COVID-19. Sono utili i test sierologici? Fase 2 e “patente d’immunità”
News PresaPer affacciarsi con prudenza alla normalità, passando alla cosiddetta ‘fase 2’, secondo un’ipotesi gli italiani potrebbero conseguire una ‘patente di immunità’. Per ottenerla, bisognerà dimostrare di essere stati contagiati dal coronavirus e di aver superato l’infezione. Ma come si dimostra? Grazie agli anticorpi. “Le IgA, gli anticorpi cosiddetti ‘secretori’ – spiega il professor Maurizio Sanguinetti, Direttore del Dipartimento Scienze di laboratorio e infettivologiche del Policlinico Universitario A. Gemelli IRCCS e Ordinario di microbiologia, Università Cattolica del Sacro Cuore – che si trovano tipicamente sulle mucose, come quelle respiratorie; le IgA sono molto importanti perché sono le più efficaci nel difenderci da future infezioni respiratorie. Nel sangue sono inoltre dosabili le IgM, che cominciano ad aumentare una settimana circa dopo il contagio e le IgG, la vera cicatrice immunologica, la prova che il virus è stato sconfitto dalle nostre difese immunitarie. Sono questi i cosiddetti test anticorpali o test sierologici di cui tanto si parla in questi giorni. E spesso a sproposito. Perché questi test non servono a fare diagnosi di infezione, a stabilire cioè se un paziente è ‘positivo’. Per quello l’unico test a disposizione è ancora il famoso ‘tampone’, il test molecolare. I test sierologici invece servono solo a stabilire se una persona ha contratto e superato l’infezione da SARS CoV-2. Cioè se ha sviluppato l’immunità contro il virus. Che è quanto di più prezioso abbiamo a disposizione, almeno fin quando non sarà disponibile il tanto agognato vaccino”.

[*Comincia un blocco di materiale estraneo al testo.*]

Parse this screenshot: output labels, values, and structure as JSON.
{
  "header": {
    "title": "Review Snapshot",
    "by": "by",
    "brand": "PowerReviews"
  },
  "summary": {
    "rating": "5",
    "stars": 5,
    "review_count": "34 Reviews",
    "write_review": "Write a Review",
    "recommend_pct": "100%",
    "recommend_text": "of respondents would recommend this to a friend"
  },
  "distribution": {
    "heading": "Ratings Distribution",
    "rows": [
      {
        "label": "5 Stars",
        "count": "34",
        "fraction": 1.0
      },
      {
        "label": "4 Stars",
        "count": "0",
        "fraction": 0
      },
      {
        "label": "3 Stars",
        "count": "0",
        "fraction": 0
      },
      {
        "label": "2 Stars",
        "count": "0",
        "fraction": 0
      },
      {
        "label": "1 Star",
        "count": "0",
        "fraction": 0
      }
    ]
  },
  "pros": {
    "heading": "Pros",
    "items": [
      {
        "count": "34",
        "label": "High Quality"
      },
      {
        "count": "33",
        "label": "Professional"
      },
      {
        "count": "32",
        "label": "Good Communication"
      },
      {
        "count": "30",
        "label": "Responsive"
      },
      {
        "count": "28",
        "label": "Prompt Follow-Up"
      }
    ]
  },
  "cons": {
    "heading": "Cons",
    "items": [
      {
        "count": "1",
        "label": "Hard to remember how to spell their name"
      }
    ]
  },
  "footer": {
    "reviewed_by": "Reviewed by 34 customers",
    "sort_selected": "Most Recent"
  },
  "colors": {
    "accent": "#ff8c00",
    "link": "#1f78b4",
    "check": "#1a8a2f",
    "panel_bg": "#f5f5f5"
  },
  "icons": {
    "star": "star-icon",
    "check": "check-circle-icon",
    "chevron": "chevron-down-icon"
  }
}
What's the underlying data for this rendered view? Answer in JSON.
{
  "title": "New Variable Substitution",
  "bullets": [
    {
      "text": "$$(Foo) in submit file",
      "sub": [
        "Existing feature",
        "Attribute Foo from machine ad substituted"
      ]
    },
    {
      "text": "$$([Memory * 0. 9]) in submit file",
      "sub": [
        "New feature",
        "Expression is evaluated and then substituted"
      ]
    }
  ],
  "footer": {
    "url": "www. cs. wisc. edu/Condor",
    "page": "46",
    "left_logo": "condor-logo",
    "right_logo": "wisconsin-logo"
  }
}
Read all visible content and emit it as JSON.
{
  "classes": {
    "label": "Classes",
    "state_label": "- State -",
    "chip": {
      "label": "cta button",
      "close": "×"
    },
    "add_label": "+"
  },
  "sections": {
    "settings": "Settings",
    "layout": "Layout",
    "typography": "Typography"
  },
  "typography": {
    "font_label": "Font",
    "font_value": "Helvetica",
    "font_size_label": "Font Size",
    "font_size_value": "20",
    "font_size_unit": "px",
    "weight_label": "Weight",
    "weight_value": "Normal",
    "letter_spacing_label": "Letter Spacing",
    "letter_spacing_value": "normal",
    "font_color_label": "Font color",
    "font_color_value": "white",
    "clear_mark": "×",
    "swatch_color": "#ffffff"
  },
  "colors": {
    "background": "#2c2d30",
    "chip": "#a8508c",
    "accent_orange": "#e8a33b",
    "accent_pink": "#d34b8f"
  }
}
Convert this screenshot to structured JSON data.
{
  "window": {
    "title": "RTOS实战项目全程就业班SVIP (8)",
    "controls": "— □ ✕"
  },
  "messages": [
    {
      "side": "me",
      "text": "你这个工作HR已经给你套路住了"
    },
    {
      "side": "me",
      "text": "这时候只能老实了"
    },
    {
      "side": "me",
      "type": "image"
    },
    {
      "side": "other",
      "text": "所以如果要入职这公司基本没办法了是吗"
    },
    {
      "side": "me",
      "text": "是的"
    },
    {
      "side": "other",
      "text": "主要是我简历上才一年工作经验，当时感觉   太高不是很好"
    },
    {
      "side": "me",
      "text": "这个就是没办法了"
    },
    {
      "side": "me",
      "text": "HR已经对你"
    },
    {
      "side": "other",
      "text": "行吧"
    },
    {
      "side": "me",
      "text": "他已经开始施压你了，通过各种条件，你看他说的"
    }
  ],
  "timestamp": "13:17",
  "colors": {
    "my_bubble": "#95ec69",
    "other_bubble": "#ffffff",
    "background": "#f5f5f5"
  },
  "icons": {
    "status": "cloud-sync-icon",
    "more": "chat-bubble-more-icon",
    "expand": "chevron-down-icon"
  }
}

Test sierologici (anticorpali): non servono a fare diagnosi
Ci sono varie tipologie di test sierologici: quelli ‘rapidi’ o ‘qualitativi’ (che si basano sull’immunocromatografia) che danno una risposta in un quarto d’ora, ma con un margine di errore alto e quelli più affidabili, i ‘quantitativi’ (al momento si basano sulla chemiluminescenza e sull’Elisa) che sono più complessi e costosi, ma anche più precisi. Tuttavia, gli esperti sottolineano che si tratta di test sperimentali, con un livello di affidabilità a volte molto modesto. Ma le Regioni fremono e sono almeno 36 i laboratori pubblici dislocati presso 11 regioni che si stanno organizzando per effettuarli, procedendo in autonomia. “Ancora troppo pochi questi laboratori – afferma il professor Sanguinetti – per una popolazione di 60 milioni di abitanti”. Non è scontato poi che i vari test in circolazione siano validi, soprattutto quelli ‘rapidi’, venduti anche online, hanno un’affidabilità tutt’altro che scontata. “Con i test rapidi – afferma in un’intervista ad ADN Kronos, il dottor Pierangelo Clerici, presidente dell’Amcli (Associazione microbiologi clinici italiani) – il tasso di falsi negativi oscilla dal 20 al 60%. Chiediamo di verificare i test e chiediamo che le regioni si coordinino: possiamo esaminare questi prodotti con delle analisi su 10 mila casi, per validarli. E possiamo stilare un protocollo nazionale per evitare false sicurezze. Ci occorrono due giorni per valutare i test sierologici e dire quali sono quelli affidabili”.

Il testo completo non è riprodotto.